Sexual behaviour

canary

Registered User
Feb 25, 2014
25,078
0
South coast
I am not sure that telling the "girlfriends" that he has dementia is a good idea as at least some of them are likely to be scammers and you dont want to advertise that he is vulnerable.
Keep a close watch on his on-line activities. OH was a software engineer and very computor savvy, but even so I know that he has got caught by some scammers and given a few thousand pounds away :eek:. Once I realised what was happening I cancelled our on-line banking and restricted the sites he could get onto on-line (I used the wi-fi parental controls)
 

Roseleigh

Registered User
Dec 26, 2016
347
0
Avis I think you should apply for NHS nursing healthcare on behavioural grounds. You are being sexually assaulted by your husband and so he is a danger to you. The LA must protect you against this and take him into care. Contact them and try to keep some notes of every time he assaults you. Just grabbing at you IS an assault, even if he stops when you object, never mind when he doesnt.

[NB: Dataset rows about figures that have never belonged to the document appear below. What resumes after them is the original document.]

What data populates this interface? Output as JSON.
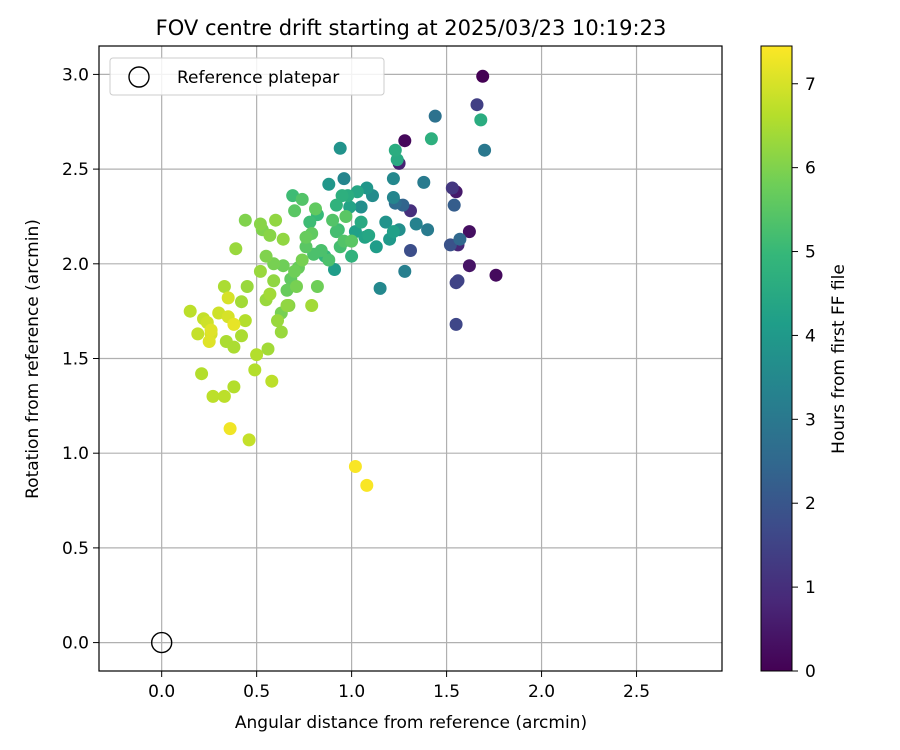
{
  "chart_data": {
    "type": "scatter",
    "title": "FOV centre drift starting at 2025/03/23 10:19:23",
    "xlabel": "Angular distance from reference (arcmin)",
    "ylabel": "Rotation from reference (arcmin)",
    "xlim": [
      -0.33,
      2.95
    ],
    "ylim": [
      -0.15,
      3.15
    ],
    "xticks": [
      0.0,
      0.5,
      1.0,
      1.5,
      2.0,
      2.5
    ],
    "yticks": [
      0.0,
      0.5,
      1.0,
      1.5,
      2.0,
      2.5,
      3.0
    ],
    "xtick_labels": [
      "0.0",
      "0.5",
      "1.0",
      "1.5",
      "2.0",
      "2.5"
    ],
    "ytick_labels": [
      "0.0",
      "0.5",
      "1.0",
      "1.5",
      "2.0",
      "2.5",
      "3.0"
    ],
    "grid": true,
    "legend": {
      "position": "top-left",
      "entries": [
        {
          "label": "Reference platepar",
          "marker": "open-circle"
        }
      ]
    },
    "reference_point": {
      "x": 0.0,
      "y": 0.0
    },
    "colorbar": {
      "label": "Hours from first FF file",
      "colormap": "viridis",
      "range": [
        0,
        7.45
      ],
      "ticks": [
        0,
        1,
        2,
        3,
        4,
        5,
        6,
        7
      ],
      "tick_labels": [
        "0",
        "1",
        "2",
        "3",
        "4",
        "5",
        "6",
        "7"
      ]
    },
    "colormap_stops": [
      "#440154",
      "#482878",
      "#3e4989",
      "#31688e",
      "#26828e",
      "#1f9e89",
      "#35b779",
      "#6ece58",
      "#b5de2b",
      "#fde725"
    ],
    "series": [
      {
        "points": [
          [
            1.69,
            2.99,
            0.0
          ],
          [
            1.28,
            2.65,
            0.15
          ],
          [
            1.76,
            1.94,
            0.2
          ],
          [
            1.62,
            2.17,
            0.3
          ],
          [
            1.62,
            1.99,
            0.4
          ],
          [
            1.55,
            2.38,
            0.5
          ],
          [
            1.25,
            2.53,
            0.7
          ],
          [
            1.56,
            2.1,
            0.8
          ],
          [
            1.31,
            2.28,
            1.0
          ],
          [
            1.53,
            2.4,
            1.2
          ],
          [
            1.66,
            2.84,
            1.4
          ],
          [
            1.55,
            1.9,
            1.5
          ],
          [
            1.55,
            1.68,
            1.6
          ],
          [
            1.56,
            1.91,
            1.5
          ],
          [
            1.31,
            2.07,
            1.8
          ],
          [
            1.52,
            2.1,
            1.9
          ],
          [
            1.54,
            2.31,
            2.2
          ],
          [
            1.57,
            2.13,
            2.5
          ],
          [
            1.27,
            2.31,
            2.4
          ],
          [
            1.23,
            2.32,
            2.6
          ],
          [
            1.44,
            2.78,
            2.8
          ],
          [
            1.7,
            2.6,
            3.0
          ],
          [
            1.38,
            2.43,
            3.1
          ],
          [
            1.4,
            2.18,
            3.1
          ],
          [
            1.28,
            1.96,
            3.2
          ],
          [
            1.34,
            2.21,
            3.3
          ],
          [
            1.22,
            2.35,
            3.4
          ],
          [
            1.15,
            1.87,
            3.5
          ],
          [
            0.96,
            2.45,
            3.4
          ],
          [
            1.22,
            2.45,
            3.5
          ],
          [
            1.11,
            2.36,
            3.6
          ],
          [
            1.05,
            2.3,
            3.7
          ],
          [
            1.25,
            2.18,
            3.7
          ],
          [
            0.94,
            2.61,
            3.8
          ],
          [
            0.88,
            2.42,
            3.9
          ],
          [
            1.08,
            2.4,
            3.9
          ],
          [
            1.2,
            2.13,
            4.0
          ],
          [
            1.13,
            2.09,
            4.1
          ],
          [
            1.22,
            2.17,
            4.2
          ],
          [
            0.91,
            1.97,
            4.1
          ],
          [
            1.02,
            2.17,
            4.2
          ],
          [
            1.07,
            2.14,
            4.3
          ],
          [
            0.99,
            2.3,
            4.3
          ],
          [
            1.03,
            2.38,
            4.4
          ],
          [
            1.24,
            2.55,
            4.5
          ],
          [
            1.23,
            2.6,
            4.6
          ],
          [
            1.68,
            2.76,
            4.6
          ],
          [
            1.42,
            2.66,
            4.7
          ],
          [
            0.95,
            2.36,
            4.7
          ],
          [
            0.92,
            2.31,
            4.8
          ],
          [
            1.0,
            2.04,
            4.8
          ],
          [
            0.86,
            2.04,
            4.9
          ],
          [
            0.82,
            2.26,
            5.0
          ],
          [
            0.78,
            2.22,
            5.1
          ],
          [
            0.69,
            2.36,
            5.1
          ],
          [
            0.92,
            2.17,
            5.2
          ],
          [
            0.94,
            2.09,
            5.2
          ],
          [
            0.8,
            2.05,
            5.3
          ],
          [
            0.84,
            2.07,
            5.3
          ],
          [
            0.9,
            2.23,
            5.4
          ],
          [
            0.74,
            2.34,
            5.4
          ],
          [
            0.7,
            2.28,
            5.5
          ],
          [
            0.96,
            2.12,
            5.4
          ],
          [
            1.0,
            2.12,
            5.5
          ],
          [
            0.81,
            2.29,
            5.6
          ],
          [
            0.79,
            2.16,
            5.6
          ],
          [
            0.76,
            2.14,
            5.7
          ],
          [
            0.66,
            1.86,
            5.7
          ],
          [
            0.64,
            1.99,
            5.8
          ],
          [
            0.7,
            1.96,
            5.8
          ],
          [
            0.74,
            2.02,
            5.9
          ],
          [
            0.63,
            1.74,
            5.9
          ],
          [
            0.59,
            2.0,
            5.9
          ],
          [
            0.53,
            2.18,
            6.0
          ],
          [
            0.55,
            2.04,
            6.0
          ],
          [
            0.44,
            2.23,
            6.0
          ],
          [
            0.52,
            2.21,
            6.1
          ],
          [
            0.57,
            2.15,
            6.1
          ],
          [
            0.67,
            1.78,
            6.1
          ],
          [
            0.6,
            2.23,
            6.2
          ],
          [
            0.64,
            2.13,
            6.2
          ],
          [
            0.59,
            1.91,
            6.2
          ],
          [
            0.52,
            1.96,
            6.3
          ],
          [
            0.39,
            2.08,
            6.3
          ],
          [
            0.45,
            1.88,
            6.3
          ],
          [
            0.55,
            1.81,
            6.3
          ],
          [
            0.63,
            1.64,
            6.3
          ],
          [
            0.79,
            1.78,
            6.4
          ],
          [
            0.56,
            1.55,
            6.4
          ],
          [
            0.42,
            1.8,
            6.4
          ],
          [
            0.33,
            1.88,
            6.5
          ],
          [
            0.42,
            1.62,
            6.5
          ],
          [
            0.38,
            1.56,
            6.5
          ],
          [
            0.34,
            1.59,
            6.5
          ],
          [
            0.44,
            1.7,
            6.6
          ],
          [
            0.5,
            1.52,
            6.6
          ],
          [
            0.49,
            1.44,
            6.6
          ],
          [
            0.38,
            1.35,
            6.6
          ],
          [
            0.21,
            1.42,
            6.6
          ],
          [
            0.27,
            1.3,
            6.7
          ],
          [
            0.33,
            1.3,
            6.7
          ],
          [
            0.58,
            1.38,
            6.7
          ],
          [
            0.46,
            1.07,
            6.8
          ],
          [
            0.15,
            1.75,
            6.7
          ],
          [
            0.22,
            1.71,
            6.8
          ],
          [
            0.19,
            1.63,
            6.8
          ],
          [
            0.24,
            1.69,
            6.9
          ],
          [
            0.3,
            1.74,
            6.9
          ],
          [
            0.35,
            1.72,
            7.0
          ],
          [
            0.35,
            1.82,
            7.0
          ],
          [
            0.26,
            1.63,
            7.0
          ],
          [
            0.25,
            1.59,
            7.1
          ],
          [
            0.26,
            1.65,
            7.1
          ],
          [
            0.38,
            1.68,
            7.2
          ],
          [
            0.36,
            1.13,
            7.3
          ],
          [
            1.02,
            0.93,
            7.4
          ],
          [
            1.08,
            0.83,
            7.4
          ],
          [
            0.68,
            1.92,
            5.6
          ],
          [
            0.72,
            1.98,
            5.7
          ],
          [
            0.82,
            1.88,
            5.8
          ],
          [
            0.71,
            1.88,
            5.9
          ],
          [
            0.88,
            2.02,
            5.3
          ],
          [
            0.93,
            2.18,
            5.1
          ],
          [
            0.97,
            2.25,
            5.5
          ],
          [
            1.05,
            2.22,
            4.5
          ],
          [
            1.09,
            2.15,
            4.4
          ],
          [
            1.18,
            2.22,
            3.8
          ],
          [
            0.98,
            2.36,
            4.6
          ],
          [
            0.84,
            2.06,
            4.9
          ],
          [
            0.76,
            2.09,
            5.5
          ],
          [
            0.66,
            1.78,
            6.2
          ],
          [
            0.61,
            1.7,
            6.3
          ],
          [
            0.57,
            1.84,
            6.4
          ]
        ]
      }
    ]
  }
}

It is not acceptable that you have to lock your bedroom door for your own safety either.
 

Florencefennel

Registered User
Jun 11, 2018
62
0
I am lucky that my husband is computer illiterate so that is not a problem however you might want to get onto his "friends" on line and tell them that he has dementia. You could pretend to be him and say something like, "My wife doesn't like me doing this because I have dementia". then maybe he will think he wrote it. But I agree that as long as you can monitor his emails he can't come to much harm.
It’s so hard to take everything away from him, I try to talk with him about what his feelings are...is he anxious about forgetting what he’s done during the day, but he says he doesn’t worry, just accepts it. These, of course are symptoms of FTD..lack of empathy generally, with poor judgement and an increasing loss of inhibitions. I am aware of the dangers of scammers and do often talk about it to him and he seems to be listening but who knows?
 

Olliebeak

Registered User
Sep 13, 2014
151
0
Buckinghamshire
I was puzzled why my OH came back from his respite stays quite obsessed with sex. Last night it all became clear. About three times a year i risk a night out at the theatre. A very long play last night and I did not get home until 12.30. OH was still awake which is very unusual, and proceeded to tell me about a programme he had just been watching about kinky sex. Clearly on his mind and his - shall we say fidgeting - woke me up at 4am. He started to tell me about the programme again this morning but I told him I did not want to know. He is obviously watching late night TV when he stays in the residential home and getting all hot and bothered. Apparently he tells me, he can’t remember if we ever had an active married life and fortunately he can’t use a computer. Alzheimer’s always has another joker up it’s sleeve.